そうなりたくないから誰とも仲良くなりたくないだけ。
それから
他人があんなに、心地いいと知らなかっただけだ。
優也さんの側にいたい。優也さんの役に立ちたい。
優也さんが、欲しい。
そうか、これは
「そう、みたいです。僕、優也さんのこと…」
この気持ちを人は好きって言うのかもしれない。
苦しくても、誰かのものだと知っていても、考えるのをやめられない事。
手を伸ばしても届くかどうかわからない。それでも隣に並んでみたい。
「その気持ち、本人に直接伝えてあげてほしいな。」
柔らかく僕に微笑みかける橘さんは理想のお兄さん像そのものだ。
こんな家庭教師、どこで見つけてきたんだろ。
「橘さんみたいにスマートに仕事のできる人になりたいです。」
自分の中で1つ急激に意味をなした言葉
”優也さんが好き”
僕がこの気持ちを持つ事は正しい事じゃない。
でも残念ながら本当の事で、この気持ちはきっと誰にも取られる事はない自分だけのものだ。

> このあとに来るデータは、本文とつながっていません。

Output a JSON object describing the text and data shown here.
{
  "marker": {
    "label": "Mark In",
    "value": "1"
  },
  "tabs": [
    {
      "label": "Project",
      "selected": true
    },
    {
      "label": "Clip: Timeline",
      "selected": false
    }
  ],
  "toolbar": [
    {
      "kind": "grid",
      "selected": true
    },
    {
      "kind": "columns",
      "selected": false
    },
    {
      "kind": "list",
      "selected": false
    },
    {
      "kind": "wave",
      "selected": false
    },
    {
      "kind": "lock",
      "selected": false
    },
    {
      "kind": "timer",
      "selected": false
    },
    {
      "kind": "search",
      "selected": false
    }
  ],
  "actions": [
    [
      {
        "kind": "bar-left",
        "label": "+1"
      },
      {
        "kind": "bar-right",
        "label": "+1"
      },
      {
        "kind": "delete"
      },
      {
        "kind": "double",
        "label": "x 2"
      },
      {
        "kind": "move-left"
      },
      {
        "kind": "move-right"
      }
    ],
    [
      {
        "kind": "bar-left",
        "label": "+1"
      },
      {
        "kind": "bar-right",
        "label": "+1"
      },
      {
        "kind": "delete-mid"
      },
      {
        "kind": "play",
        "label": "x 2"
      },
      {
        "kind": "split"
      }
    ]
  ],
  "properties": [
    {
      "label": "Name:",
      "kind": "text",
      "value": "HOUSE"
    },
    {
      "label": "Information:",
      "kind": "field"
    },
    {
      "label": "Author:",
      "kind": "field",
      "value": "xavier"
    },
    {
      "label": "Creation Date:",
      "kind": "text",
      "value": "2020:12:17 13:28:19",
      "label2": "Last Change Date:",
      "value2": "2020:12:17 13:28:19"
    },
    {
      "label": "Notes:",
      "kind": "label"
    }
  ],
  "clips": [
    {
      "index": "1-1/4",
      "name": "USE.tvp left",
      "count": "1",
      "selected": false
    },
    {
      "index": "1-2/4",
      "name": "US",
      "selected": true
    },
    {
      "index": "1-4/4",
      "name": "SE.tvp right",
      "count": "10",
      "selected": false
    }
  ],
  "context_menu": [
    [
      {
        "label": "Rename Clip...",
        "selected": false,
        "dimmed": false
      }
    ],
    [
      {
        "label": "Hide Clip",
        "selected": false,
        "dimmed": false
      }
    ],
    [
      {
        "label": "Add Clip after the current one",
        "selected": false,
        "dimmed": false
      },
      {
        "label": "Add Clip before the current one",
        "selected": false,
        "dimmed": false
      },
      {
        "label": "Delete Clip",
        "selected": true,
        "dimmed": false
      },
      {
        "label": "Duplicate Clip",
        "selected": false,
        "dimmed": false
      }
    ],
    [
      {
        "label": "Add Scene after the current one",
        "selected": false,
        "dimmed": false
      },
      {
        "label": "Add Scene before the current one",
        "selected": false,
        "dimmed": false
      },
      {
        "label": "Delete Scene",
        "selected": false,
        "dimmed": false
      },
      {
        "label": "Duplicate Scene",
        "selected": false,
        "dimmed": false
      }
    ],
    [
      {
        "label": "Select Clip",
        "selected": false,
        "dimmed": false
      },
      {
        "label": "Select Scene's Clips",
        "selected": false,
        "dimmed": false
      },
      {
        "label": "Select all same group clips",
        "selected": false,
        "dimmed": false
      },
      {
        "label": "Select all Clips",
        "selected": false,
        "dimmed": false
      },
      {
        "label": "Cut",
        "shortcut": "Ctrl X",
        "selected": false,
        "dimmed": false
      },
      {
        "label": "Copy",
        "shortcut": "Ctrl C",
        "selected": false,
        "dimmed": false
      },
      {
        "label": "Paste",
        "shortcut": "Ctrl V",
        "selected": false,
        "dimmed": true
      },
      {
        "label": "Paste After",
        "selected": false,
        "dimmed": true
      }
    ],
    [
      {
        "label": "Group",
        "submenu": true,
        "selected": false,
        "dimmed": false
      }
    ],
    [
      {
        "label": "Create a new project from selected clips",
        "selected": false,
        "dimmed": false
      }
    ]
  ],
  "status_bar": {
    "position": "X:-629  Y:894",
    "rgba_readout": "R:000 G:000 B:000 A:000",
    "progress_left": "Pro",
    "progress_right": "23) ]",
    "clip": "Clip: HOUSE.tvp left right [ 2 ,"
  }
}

「この仕事はね、きっとプライベートを巻き込んでしまうものになると思う。だから必要以上に気を遣わないようにしないと長続きしないよ。困ったら何でも相談して。僕の事はゆうくんと同じように奏介、で構わないから。」
ゆっくりと僕のシートベルトをしめてくれる。
「奏介、さん。」
そう言うとよしよし、と頭を撫でられる。
「あの、ありがとうございます。僕、その、きっと…この話をしなかったら気付かなかったです。」
車が滑らかに動き出す。
「僕が秘書に任命された時も他社で働いていた時だったし、当時の社長、つまりゆうくん達のお父さんに説得されてね。やっぱりかなり躊躇ったから。最終的には茉莉花に泣きつかれたから仕方なくついたんだけど、今の愁くんの気持ちが少しはわかるつもりだよ。」
しみじみと噛み締めるように言うその口調が嘘じゃない事を実感する。
「後悔、してるんですか?」
プライベートの時間ごと買い上げられているような仕事。
普通の会社員のままでいたなら、そこまで束縛される事はないだろう。
「僕が隣で守ってやれなかったら、きっと後悔する。だから決めたんだ。」
まっすぐ前を見据えた瞳。この人はきっとずっと茉莉花さんを見てきたんだろう。
誰かのためにと生きる姿はとても潔くて、少し憧れる。
男として、こうやって生きてみたいものだと思う。
「愁くんのその笑顔はこの仕事上で必ず武器になる。ゆうくんの事が好きなら尚更、ね。」
不思議だ。
この人に言われるとちっとも嫌味に聞こえない。
それどころか、応援されているような気にさえなる。
「奏介さんと知り合えてよかったです。ご迷惑をおかけしますが、ご指導ご鞭撻のほどよろしくお願いします。」
素直に気持ちを口にした。
それを横目で微笑みながら見てこちらこそ、と奏介さんは言ってくれた。
環境がいいと人間はみんな、いい人になれるんだろうか。
僕もいつか、変わる事ができるだろうか。